Qドラム
Qドラムとは
円筒の中心が空になった、ドーナツ形状したプラスチック容器。ここの中に、水を入れて、ドーナツの輪にロープを通して、楽に水運びできるようにしたものである。南アフリカのPiet Hendrikse氏が開発。彼が貧困層の子供たちが水運びを生活の日課としており、手押し車や古いドラム缶を転がしている光景をみて、アイデアを練ったという。
「苦痛な水運びを、楽しさに変える」ということから、この形状に行き着いた。Qドラム一つで約50リットルの水を運ぶことができる。

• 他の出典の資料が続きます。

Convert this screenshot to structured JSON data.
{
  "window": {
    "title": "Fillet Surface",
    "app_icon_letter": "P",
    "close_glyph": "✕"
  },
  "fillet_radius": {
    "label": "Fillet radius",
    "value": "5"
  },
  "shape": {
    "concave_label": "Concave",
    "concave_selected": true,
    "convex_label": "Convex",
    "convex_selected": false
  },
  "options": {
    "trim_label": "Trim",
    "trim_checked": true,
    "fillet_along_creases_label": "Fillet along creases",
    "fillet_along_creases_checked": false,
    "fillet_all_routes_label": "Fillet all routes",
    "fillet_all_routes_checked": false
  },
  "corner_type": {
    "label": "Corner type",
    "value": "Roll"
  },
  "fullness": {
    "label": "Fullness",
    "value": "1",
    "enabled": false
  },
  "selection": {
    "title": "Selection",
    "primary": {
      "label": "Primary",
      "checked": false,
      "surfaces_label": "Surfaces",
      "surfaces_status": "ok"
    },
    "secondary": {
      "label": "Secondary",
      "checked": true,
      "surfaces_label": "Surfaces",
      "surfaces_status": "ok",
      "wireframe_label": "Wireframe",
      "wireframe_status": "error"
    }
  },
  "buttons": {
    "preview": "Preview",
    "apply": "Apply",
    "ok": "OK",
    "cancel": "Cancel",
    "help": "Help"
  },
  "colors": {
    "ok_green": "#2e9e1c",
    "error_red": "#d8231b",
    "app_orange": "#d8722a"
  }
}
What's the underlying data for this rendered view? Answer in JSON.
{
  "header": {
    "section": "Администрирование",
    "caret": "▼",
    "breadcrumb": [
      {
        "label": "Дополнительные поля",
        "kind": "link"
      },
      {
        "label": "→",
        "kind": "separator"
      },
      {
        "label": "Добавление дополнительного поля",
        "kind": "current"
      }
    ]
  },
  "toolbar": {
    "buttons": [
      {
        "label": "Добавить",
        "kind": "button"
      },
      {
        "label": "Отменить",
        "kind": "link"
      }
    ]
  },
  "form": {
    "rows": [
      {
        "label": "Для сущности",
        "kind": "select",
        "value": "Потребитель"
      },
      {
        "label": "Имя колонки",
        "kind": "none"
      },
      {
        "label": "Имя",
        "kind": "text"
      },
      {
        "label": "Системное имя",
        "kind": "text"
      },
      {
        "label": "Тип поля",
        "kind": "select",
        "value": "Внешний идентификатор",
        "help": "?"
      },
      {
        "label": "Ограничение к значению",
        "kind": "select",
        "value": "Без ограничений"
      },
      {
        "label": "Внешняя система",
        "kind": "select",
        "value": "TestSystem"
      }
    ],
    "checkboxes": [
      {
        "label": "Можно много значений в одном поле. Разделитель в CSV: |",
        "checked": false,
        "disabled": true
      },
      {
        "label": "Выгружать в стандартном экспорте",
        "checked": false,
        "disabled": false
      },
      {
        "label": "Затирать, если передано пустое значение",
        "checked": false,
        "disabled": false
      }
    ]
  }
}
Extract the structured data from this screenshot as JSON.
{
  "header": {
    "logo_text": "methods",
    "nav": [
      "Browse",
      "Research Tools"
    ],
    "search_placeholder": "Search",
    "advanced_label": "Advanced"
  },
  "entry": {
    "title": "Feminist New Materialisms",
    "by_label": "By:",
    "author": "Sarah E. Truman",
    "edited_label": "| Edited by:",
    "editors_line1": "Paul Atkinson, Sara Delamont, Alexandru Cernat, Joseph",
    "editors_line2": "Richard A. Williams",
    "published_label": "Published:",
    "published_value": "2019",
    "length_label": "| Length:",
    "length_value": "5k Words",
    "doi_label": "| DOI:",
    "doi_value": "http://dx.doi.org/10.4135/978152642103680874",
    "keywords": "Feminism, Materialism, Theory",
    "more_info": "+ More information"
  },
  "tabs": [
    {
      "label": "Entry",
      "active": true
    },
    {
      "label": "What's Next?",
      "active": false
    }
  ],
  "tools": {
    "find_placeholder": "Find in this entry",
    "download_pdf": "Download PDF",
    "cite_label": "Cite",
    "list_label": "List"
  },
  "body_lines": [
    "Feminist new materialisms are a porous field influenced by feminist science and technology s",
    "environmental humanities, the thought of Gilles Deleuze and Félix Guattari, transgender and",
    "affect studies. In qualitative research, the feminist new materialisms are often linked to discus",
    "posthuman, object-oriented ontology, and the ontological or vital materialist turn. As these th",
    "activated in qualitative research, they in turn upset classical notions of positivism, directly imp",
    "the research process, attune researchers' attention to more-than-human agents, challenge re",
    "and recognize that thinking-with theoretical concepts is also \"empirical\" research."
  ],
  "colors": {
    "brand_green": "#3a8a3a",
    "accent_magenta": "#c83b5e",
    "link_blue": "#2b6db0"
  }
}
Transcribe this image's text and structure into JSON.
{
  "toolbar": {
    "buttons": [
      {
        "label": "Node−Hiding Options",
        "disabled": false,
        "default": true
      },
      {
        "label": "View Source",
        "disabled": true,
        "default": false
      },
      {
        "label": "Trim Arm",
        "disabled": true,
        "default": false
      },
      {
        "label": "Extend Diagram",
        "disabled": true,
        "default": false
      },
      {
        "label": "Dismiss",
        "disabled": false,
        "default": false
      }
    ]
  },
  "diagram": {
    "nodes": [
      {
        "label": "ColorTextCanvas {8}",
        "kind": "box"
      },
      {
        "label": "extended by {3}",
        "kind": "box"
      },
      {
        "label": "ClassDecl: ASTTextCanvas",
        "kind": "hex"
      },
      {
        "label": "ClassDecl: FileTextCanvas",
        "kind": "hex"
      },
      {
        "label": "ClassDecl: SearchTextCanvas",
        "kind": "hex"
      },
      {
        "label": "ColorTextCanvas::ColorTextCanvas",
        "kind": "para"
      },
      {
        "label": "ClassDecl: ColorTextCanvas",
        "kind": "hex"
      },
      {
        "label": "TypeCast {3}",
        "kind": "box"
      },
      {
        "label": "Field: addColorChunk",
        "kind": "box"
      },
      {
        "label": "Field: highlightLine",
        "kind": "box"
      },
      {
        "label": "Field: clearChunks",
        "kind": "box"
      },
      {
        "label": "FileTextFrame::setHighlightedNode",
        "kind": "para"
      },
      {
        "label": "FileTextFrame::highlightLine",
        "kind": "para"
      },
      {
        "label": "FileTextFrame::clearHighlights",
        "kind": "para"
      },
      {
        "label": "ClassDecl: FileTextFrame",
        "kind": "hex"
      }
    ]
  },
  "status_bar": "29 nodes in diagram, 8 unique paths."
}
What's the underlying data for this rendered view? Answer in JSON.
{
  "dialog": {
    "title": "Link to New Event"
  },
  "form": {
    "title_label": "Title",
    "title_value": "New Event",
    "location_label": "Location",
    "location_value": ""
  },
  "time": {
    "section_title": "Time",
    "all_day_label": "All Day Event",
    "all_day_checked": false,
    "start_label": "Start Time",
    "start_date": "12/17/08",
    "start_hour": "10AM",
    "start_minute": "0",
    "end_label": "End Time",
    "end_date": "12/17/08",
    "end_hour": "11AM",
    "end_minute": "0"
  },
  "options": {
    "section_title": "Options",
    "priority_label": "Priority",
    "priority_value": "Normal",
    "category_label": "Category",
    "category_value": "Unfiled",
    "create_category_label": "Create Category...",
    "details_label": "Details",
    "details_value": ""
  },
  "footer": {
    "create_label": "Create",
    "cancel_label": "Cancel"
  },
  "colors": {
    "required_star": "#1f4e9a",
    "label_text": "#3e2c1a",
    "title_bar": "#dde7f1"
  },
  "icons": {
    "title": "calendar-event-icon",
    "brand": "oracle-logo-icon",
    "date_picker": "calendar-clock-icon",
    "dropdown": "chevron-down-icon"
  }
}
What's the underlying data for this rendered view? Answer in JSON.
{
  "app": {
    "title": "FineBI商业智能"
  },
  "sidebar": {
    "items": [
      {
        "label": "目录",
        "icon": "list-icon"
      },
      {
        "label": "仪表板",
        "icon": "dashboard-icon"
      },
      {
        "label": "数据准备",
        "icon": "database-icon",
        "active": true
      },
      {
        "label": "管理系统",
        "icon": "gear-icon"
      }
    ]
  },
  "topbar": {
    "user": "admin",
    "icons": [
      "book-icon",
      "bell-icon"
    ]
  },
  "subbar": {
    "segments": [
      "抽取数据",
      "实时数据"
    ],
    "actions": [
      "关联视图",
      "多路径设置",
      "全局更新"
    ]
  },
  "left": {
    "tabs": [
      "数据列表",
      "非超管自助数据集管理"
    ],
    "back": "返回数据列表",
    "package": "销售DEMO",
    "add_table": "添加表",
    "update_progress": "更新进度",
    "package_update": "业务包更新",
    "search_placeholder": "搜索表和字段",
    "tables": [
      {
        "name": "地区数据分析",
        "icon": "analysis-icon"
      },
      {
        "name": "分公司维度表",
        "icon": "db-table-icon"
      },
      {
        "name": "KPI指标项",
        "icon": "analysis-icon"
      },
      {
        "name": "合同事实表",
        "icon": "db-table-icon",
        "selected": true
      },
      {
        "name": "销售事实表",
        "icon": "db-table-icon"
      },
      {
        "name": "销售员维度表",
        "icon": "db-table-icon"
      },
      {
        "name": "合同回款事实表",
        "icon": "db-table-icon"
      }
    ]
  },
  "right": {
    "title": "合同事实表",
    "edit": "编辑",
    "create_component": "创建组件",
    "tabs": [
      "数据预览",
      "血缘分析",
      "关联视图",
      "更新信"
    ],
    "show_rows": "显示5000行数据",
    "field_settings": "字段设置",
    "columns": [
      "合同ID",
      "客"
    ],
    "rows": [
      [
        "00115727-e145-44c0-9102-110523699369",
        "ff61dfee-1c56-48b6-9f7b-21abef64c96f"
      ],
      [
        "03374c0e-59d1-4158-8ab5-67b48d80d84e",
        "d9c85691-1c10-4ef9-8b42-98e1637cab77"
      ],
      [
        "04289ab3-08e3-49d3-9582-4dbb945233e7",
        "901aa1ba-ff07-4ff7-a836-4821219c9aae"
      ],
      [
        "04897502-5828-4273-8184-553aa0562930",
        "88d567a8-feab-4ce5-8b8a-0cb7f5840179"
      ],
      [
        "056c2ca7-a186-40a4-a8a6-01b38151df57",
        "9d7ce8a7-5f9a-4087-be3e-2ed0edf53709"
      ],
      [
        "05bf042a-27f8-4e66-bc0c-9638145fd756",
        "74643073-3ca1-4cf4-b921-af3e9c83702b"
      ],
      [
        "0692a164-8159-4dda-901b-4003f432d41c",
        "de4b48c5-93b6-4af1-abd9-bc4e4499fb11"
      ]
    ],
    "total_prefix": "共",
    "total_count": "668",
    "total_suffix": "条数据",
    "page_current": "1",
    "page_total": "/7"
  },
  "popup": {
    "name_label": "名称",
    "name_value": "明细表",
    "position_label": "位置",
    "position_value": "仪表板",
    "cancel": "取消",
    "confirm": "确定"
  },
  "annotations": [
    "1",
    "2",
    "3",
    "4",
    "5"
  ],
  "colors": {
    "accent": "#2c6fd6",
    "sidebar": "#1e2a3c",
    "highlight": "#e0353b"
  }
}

プラスチックをそのまま車輪として使うというのは、耐久性に疑問がつく。ただ、開発者らは「Qドラムは毎日使っても少なくとも8年は持つ耐久性がある」と主張している。
ビジネスモデル
公式サイトを読む限りは、「売り切りモデル」。
価格は最小ユニット(1〜5)で890ランド/個(約9000円/個)。350個以上のまとめ買いで636ランド/個(約6500円/個)。まとめ売りの価格表示をしているということは、援助団体がまとめて購入して、現地で配布することがビジネス形態として想定している。
論点
BOPとして、デザイン思考として一瞬のインパクトのある製品だ。ただ、もう少し冷静な見方は必要。
- ビジネスモデルの貧弱さ
実際の問題として、途上国の貧農層が自前資金で購入するのは難しいだろう。ということは、「援助団体がまとめて購入し配布する」というのが実質的な販売方法といえる。水運びを楽にすることはあるだろうが、その先がない。
- 児童労働をある種の必要悪としている
それを批判しようとは思わないが、「労働を遊びに」という考え方は、注意が必要。